J. F. V. Phillips

Dr John Frederick Vicars (sometimes Vickers) Phillips FRSE FRSS FLS (1899–1987) was a 20th-century South African botanist. He was an advocate of fire ecology theories.

Life

He was born in Grahamstown in South Africa on 15 March 1899, the only son of Prof John Robert Centilivres Phillips (1850–1940), and his wife Emily Dorothy Lovemore (born 1858).[1][2]

He was educated at Dale College in King William's Town. He served an apprenticeship in the South African Forestry Departmant and then won a bursary to study at Edinburgh University in Scotland. There he gained a degree in Forestry. He then returned to South Africa as Forestry Officer in Deepwalls in Knysna doing ecological research on the indigenous forrests. His work led him into work with both Jan Smuts and Pole Evans.[3]

In 1927 he became Deputy Director of the Tsetse Fly Research Centre in Tanganyika.

In 1929 he was elected a Fellow of the Royal Society of Edinburgh. His proposers were Sir William Wright Smith, William Edgar Evans, Robert James Douglas Graham and James Ritchie.[4]

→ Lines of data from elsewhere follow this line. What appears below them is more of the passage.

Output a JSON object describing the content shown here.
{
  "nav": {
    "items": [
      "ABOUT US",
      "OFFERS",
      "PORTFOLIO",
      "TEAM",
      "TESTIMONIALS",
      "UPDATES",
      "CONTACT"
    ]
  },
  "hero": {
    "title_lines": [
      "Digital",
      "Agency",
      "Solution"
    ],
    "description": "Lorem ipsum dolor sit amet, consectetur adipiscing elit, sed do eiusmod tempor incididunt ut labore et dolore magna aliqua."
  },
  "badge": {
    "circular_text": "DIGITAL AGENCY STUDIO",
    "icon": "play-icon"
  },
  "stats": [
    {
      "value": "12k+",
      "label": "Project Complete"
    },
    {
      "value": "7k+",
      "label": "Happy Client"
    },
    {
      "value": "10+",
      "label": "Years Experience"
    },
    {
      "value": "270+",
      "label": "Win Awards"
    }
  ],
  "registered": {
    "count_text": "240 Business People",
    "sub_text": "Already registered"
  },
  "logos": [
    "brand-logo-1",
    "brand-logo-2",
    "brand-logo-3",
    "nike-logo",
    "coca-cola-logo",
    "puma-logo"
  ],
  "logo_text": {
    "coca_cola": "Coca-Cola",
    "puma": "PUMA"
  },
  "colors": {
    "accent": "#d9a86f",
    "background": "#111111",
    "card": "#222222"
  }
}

In 1931 he was created Professor of Botany at Witwatersrand University. There he created their first School of Ecology and established the Frankenwald Research station. He introduced courses on soil conservation in 1946. He left Witwatersrand in 1948.[5]

In the 1950s he began the Faculty of Agriculture at the University of Ghana. In 1960 he moved from Ghana to Rhodesia becoming an advisor to the World Bank and to the Food and Agricultural Organisation. From 1985 to 1068 he led a United Nations Narcotics Bureau mission to northern Thailand and other Far Eastern countries to investigate drug-producing crops. In 1969 he was President of the South African Association for the Advancement of Science.[3]

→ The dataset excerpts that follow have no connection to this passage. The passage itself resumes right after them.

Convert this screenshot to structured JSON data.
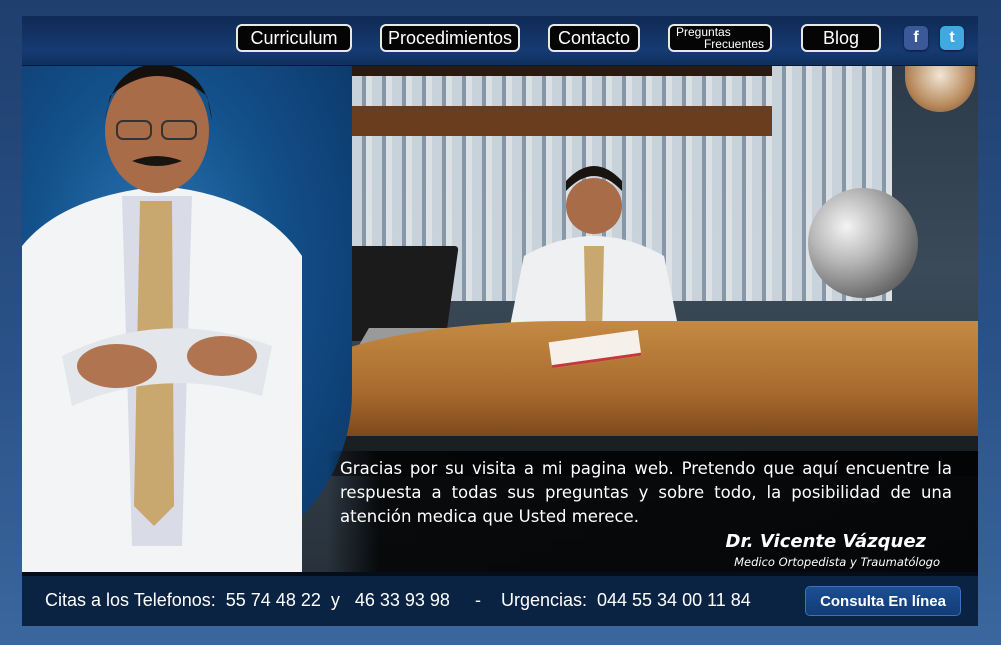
{
  "nav": {
    "items": [
      {
        "label": "Curriculum"
      },
      {
        "label": "Procedimientos"
      },
      {
        "label": "Contacto"
      },
      {
        "label_line1": "Preguntas",
        "label_line2": "Frecuentes"
      },
      {
        "label": "Blog"
      }
    ],
    "social": [
      {
        "name": "facebook",
        "glyph": "f",
        "color": "#3b5998"
      },
      {
        "name": "twitter",
        "glyph": "t",
        "color": "#3fa9e0"
      }
    ]
  },
  "message": {
    "text": "Gracias por su visita a mi pagina web. Pretendo que aquí encuentre la respuesta a todas sus preguntas y sobre todo, la posibilidad de una atención medica que Usted merece.",
    "doctor_name": "Dr. Vicente Vázquez",
    "doctor_title": "Medico Ortopedista y Traumatólogo"
  },
  "footer": {
    "phones_text": "Citas a los Telefonos:  55 74 48 22  y   46 33 93 98     -    Urgencias:  044 55 34 00 11 84",
    "consulta_label": "Consulta En línea"
  },
  "colors": {
    "page_background": "#2a5288",
    "nav_button_bg": "#050505",
    "accent_blue": "#123c76"
  }
}
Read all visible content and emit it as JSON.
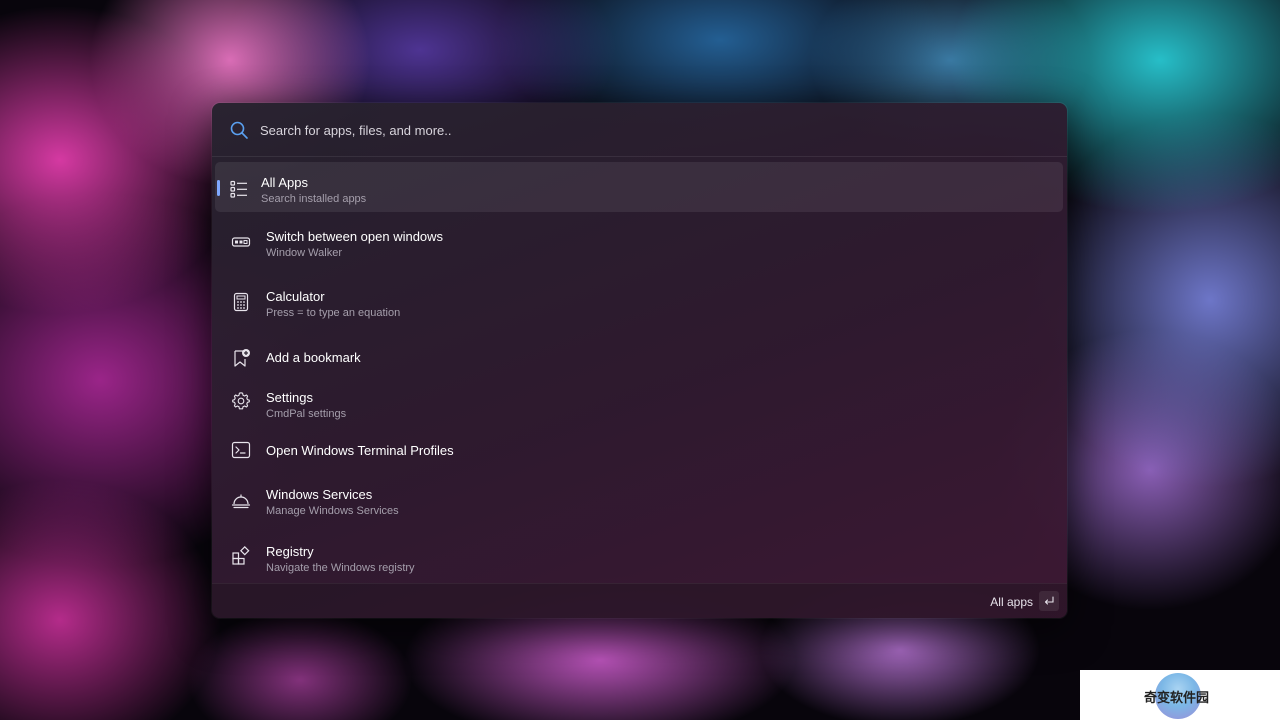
{
  "search": {
    "placeholder": "Search for apps, files, and more.."
  },
  "items": [
    {
      "title": "All Apps",
      "subtitle": "Search installed apps",
      "icon": "list-icon",
      "selected": true
    },
    {
      "title": "Switch between open windows",
      "subtitle": "Window Walker",
      "icon": "window-switch-icon"
    },
    {
      "title": "Calculator",
      "subtitle": "Press = to type an equation",
      "icon": "calculator-icon"
    },
    {
      "title": "Add a bookmark",
      "subtitle": "",
      "icon": "bookmark-add-icon"
    },
    {
      "title": "Settings",
      "subtitle": "CmdPal settings",
      "icon": "gear-icon"
    },
    {
      "title": "Open Windows Terminal Profiles",
      "subtitle": "",
      "icon": "terminal-icon"
    },
    {
      "title": "Windows Services",
      "subtitle": "Manage Windows Services",
      "icon": "services-icon"
    },
    {
      "title": "Registry",
      "subtitle": "Navigate the Windows registry",
      "icon": "registry-icon"
    }
  ],
  "footer": {
    "action_label": "All apps",
    "key_icon": "enter-key-icon"
  },
  "watermark": {
    "text": "奇变软件园"
  },
  "colors": {
    "accent": "#7fa8ff",
    "panel": "#2b2230",
    "text": "#ffffff",
    "subtext": "#a59fac"
  }
}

He died at Bluebird Farm, Hekpoort near Gauteng in South Africa on 17 January 1987.

Family

He married Jeanie Dalgleish Turnbull (1903–1979), whom he met while studying for a degree in the Botany Department, University of Edinburgh . They had two daughters and two sons, including Frederick Jan Smuts Phillips.[6]

Publications

  • Fire: Its Influence on Biotic Communities and Physical Factors in South and East africa (1930)
  • Edology, the Foundation of Forestry (1931)
  • Mortality Among Plants (1931)
  • Plant Indicators in the Knsyna Region (1931)
  • Committee of Inquiry into African Education (1962)

References

  1. "archiver.rootsweb.ancestry.com/th/read/SOUTH-AFRICA/1999-10/0940925715". archiver.rootsweb.ancestry.com. Retrieved 2018-02-13.
  2. "Prof. John Frederick Vickers Phillips b. 1899 Grahamstown, Eastern Cape, South Africa d. Aft 1979: British 1820 Settlers to South Africa". 1820settlers.com. Retrieved 2018-02-13.
  3. 1 2 "TRIBUTE TO PROFESSOR JOHN PHILIPS: South African Forestry Journal: Vol 141, No 1". tandfonline.com. Retrieved 2018-02-13.
  4. Biographical Index of Former Fellows of the Royal Society of Edinburgh 1783 – 2002 (PDF). The Royal Society of Edinburgh. July 2006. ISBN 0 902 198 84 X.
  5. John F.V. Phillips (2012-08-07). "Fire: its influence on biotic communities and physical factors in South and East Africa" (PDF). Fire Ecology. 8 (2). doi:10.4996/fireecology.0802001. Retrieved 2018-02-13.
  6. "John Frederick Vickers Phillips (1899 - 1987) - Genealogy". geni.com. Retrieved 2018-02-13.